Moreover you usually want to use non-expensive monster. In this setting some normal week 2 to 4 mana monsters can become OP, like the Fallen Specter for example. Death splinter actually has many cheap monsterd which become super interesting in the setup.
The fact you should prefer cheap monster bring me to the most important tactical point: choosing the tank.
Tactic 4: The prisoner dilemma and the tank
You do not want to deploy an expensive heavy tank in the setup! In fact the HP is equalize between both team. So the team bringing the more expensive tank is offering free HP to the opponent…
For example if you bring a Kraken to the fight you are offering all your opponent’s monsters 14 HP…

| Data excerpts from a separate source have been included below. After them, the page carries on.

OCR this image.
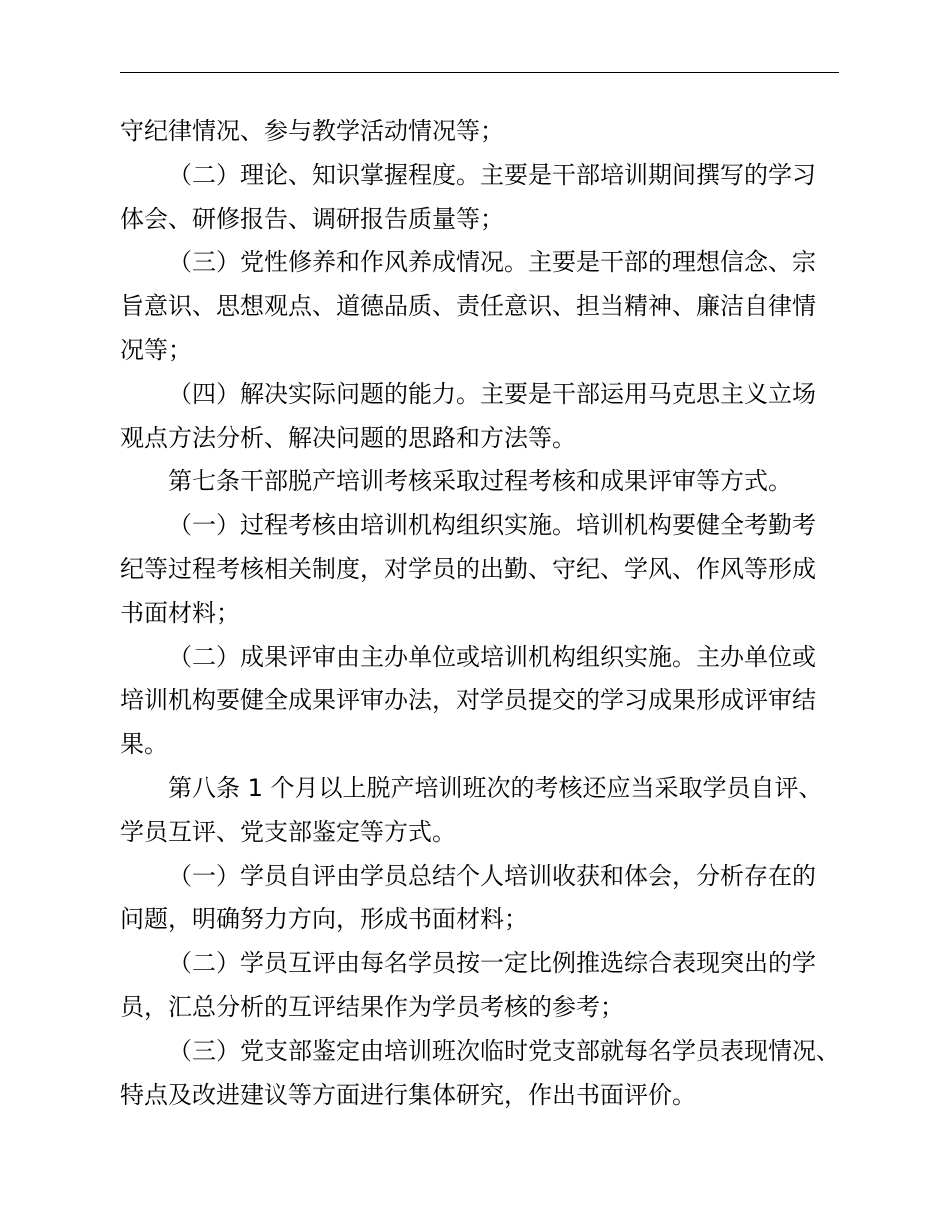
守纪律情况、参与教学活动情况等；
（二）理论、知识掌握程度。主要是干部培训期间撰写的学习
体会、研修报告、调研报告质量等；
（三）党性修养和作风养成情况。主要是干部的理想信念、宗
旨意识、思想观点、道德品质、责任意识、担当精神、廉洁自律情
况等；
（四）解决实际问题的能力。主要是干部运用马克思主义立场
观点方法分析、解决问题的思路和方法等。
第七条干部脱产培训考核采取过程考核和成果评审等方式。
（一）过程考核由培训机构组织实施。培训机构要健全考勤考
纪等过程考核相关制度，对学员的出勤、守纪、学风、作风等形成
书面材料；
（二）成果评审由主办单位或培训机构组织实施。主办单位或
培训机构要健全成果评审办法，对学员提交的学习成果形成评审结
果。
第八条 1 个月以上脱产培训班次的考核还应当采取学员自评、
学员互评、党支部鉴定等方式。
（一）学员自评由学员总结个人培训收获和体会，分析存在的
问题，明确努力方向，形成书面材料；
（二）学员互评由每名学员按一定比例推选综合表现突出的学
员，汇总分析的互评结果作为学员考核的参考；
（三）党支部鉴定由培训班次临时党支部就每名学员表现情况、
特点及改进建议等方面进行集体研究，作出书面评价。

This is basically a prisoner dilemma setting:
Your opponent bring a heavy tank | Your opponent don’t | |
---|---|---|
You bring a heavy tank | You could have save mana on the tank and bring more small monster | You give free HP to your enemy and likely lose |
You don’t | You are getting free HP for you small monster and likely win | You both have small monster, not great but not terrible |
The best option for you is your opponent bring in a heavy tank and you only bought low mana cost monsters. This means all your monsters get free HP from the enemy tanks and your numerical superiority has high chance to bring you to victory.
So you should logically not invest in a tank. In case you opponent invest in a tank you will be in the best case scenario. If you opponent don’t invest in tank you are still in a better situation than if you invested in tank and don’t give your opponent free HP.
However I would recommend you to ask yourself: what would be my situation if I don’t get free HP from my enemy? Look at the monster with the most HP in your line. If all monster get this HP count, will you be happy? If yes go ahead into battle. If not you want to bring a monster to boost you HP count. As a rule of thumb in this kind of game I never spend more than 30% of my mana cap on the tank.
Other points to considers
Opportunity attacks get a bit weaker as they don’t disturb the enemy by targeting weak units (all units will have the same HP count). However all monster with opportunity ability will by default attack the front line which is not bad, that increase your melee strength.
Healing & tank healer become ever better than usually.
Scavenger and life leach ability become a bit stronger.